El hombre enfermo, enflaquecido y perplejo, cubierto por el taled, la vio precipitarse al salón, rejuveneciéndolo todo, rodeada todavía con el aire fresco de la calle. Ella le tendió el bonito paquete que envolvía el presente. Su padre preguntó por qué: no era su cumpleaños, ni había que celebrar ninguna onomástica. Tampoco iba a poder llevar demasiadas cosas en su próximo viaje…
Tal vez en ese que ahora emprendía, surcando el mar…
Dos días después de que su padre muriera, lejos del hogar, de la nueva patria, Hesse buscó por todos los cajones de la casa la plegadera labrada. Nunca la encontró. “Va en la nave egipcia con él.”  
En las semanas siguientes dibujó simulacros: de un río, naves, perfiles, relieves, ornamentos.
No ensayes la melancolía, celebra lejos de los victimarios, tú, la vida y el vino. Y allí, en lo oscuro de las tabernas del Village con aromas delincuentes donde se discuten las formas del siglo XXI, eleva una anacreóntica de amor a los desesperados.
Pero, ante ella, le delata la pluma, el artificio a cuestas.
Y la hada no aparece, fisgando desde cualquier universo. alcaloide
Creó Not Yet a base de un menú de alcaloides (incluye un zumo) y unas gotas de desprecio.
Acerca de N.: su imitadora furtiva y vergonzante:
Ella se editaba a sí misma. Al principio los pensamientos parecían salir a borbotones de los ojos, posarse en las cosas y trasladarles el brillo maléfico o benéfico de su insondable interior. Luego, controlaba el maremagno de las palabras y las imágenes y emprendía una tarea de selección: esto es así; esto es asá. Elegía cuidadosamente aquello que debía revelarse a la luz, desplazarse de sus misteriosas entrañas pensantes al exterior, al alcance de los otros que, de ese modo, podían extender su mirada y examen a todo lo que de conveniente, en actos y sucesos del pasado, ella había entresacado para mejor favorecer y definir su identidad. Se trataba de una revisión llevada al límite. No habría lugar para controversias enojosas. Ningún testigo, y si lo hubiera, mentía como un villano.
“Soy así realmente”, afirmaba.
Unos días, desdeñaba la posteridad, la nada absoluta a fin de cuentas; otros, se aferraba desde su provisionalidad ya acatada a la futura existencia de una memoria colectiva y piadosa tras ella, que glosaría con admiración su paso por la tierra.

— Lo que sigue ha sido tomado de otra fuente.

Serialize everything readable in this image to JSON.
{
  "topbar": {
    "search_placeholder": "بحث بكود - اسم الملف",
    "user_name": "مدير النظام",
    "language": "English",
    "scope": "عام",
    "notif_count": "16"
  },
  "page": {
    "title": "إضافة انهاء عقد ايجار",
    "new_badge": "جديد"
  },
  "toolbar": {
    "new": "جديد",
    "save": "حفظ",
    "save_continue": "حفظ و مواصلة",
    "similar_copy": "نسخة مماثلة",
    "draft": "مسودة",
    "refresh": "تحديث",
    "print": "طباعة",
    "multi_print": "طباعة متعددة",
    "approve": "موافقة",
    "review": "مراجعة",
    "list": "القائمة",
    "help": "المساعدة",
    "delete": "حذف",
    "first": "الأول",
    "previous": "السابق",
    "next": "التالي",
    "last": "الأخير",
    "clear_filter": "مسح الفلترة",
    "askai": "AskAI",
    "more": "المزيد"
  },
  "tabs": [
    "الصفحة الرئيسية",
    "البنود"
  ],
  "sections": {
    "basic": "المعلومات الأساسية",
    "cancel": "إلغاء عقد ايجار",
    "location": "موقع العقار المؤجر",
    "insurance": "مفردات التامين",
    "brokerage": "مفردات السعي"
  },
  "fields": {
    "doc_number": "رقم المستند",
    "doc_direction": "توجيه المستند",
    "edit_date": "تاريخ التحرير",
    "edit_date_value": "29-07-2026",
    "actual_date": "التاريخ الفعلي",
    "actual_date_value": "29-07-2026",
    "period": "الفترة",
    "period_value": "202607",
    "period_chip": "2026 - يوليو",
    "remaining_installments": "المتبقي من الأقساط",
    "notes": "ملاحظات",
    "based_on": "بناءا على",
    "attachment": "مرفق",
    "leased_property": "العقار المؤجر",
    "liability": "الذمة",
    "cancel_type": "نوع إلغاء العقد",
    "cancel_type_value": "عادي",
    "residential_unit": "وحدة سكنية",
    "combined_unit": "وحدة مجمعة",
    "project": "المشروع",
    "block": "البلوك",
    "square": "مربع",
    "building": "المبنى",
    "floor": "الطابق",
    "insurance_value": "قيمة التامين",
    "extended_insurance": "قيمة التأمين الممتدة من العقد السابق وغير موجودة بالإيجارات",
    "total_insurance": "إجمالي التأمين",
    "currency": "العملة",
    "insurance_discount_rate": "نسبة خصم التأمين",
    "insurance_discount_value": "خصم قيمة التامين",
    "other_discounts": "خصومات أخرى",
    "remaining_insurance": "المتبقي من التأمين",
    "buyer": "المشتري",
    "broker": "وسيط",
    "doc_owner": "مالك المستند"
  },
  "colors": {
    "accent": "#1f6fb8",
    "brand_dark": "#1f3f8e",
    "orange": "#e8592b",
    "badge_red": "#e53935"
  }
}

A veces, era secreta: su hermetismo acentuaba los sutiles misterios de una obra entreverada de enigmática excentricidad; a veces, admitía con ingenuidad sus miedos e inseguridades: no se ornaba entonces, dudaba, se interpelaba confusa en las páginas íntimas de sus cuadernos. 
Quién iba a contradecirla en un sentido o en otro. Pero… cuidado.
En realidad, le dijo él, la gente sólo atiende los hechos de una biografía una vez ha pasado el tiempo, cuando uno ha muerto y ya no puede retocarlos. Lo que queda atrás sólo es la cáscara de una vida, y antes de que se pudra lo comestible, anécdotas y un montón de patética vanidad. La gente acaba por ignorarlo.
No hay pentimento que valga, madeimoselle La Machinateur: una vez muerta eres lo que los demás quieren que seas.
Labran las amistades el mármol de tu interior, modelan el barro de tu exterior, la piel enferma.
En cuestiones de arte la caza mayor es juego de arañas. Un acoso y derribo no sutil… aunque invisible.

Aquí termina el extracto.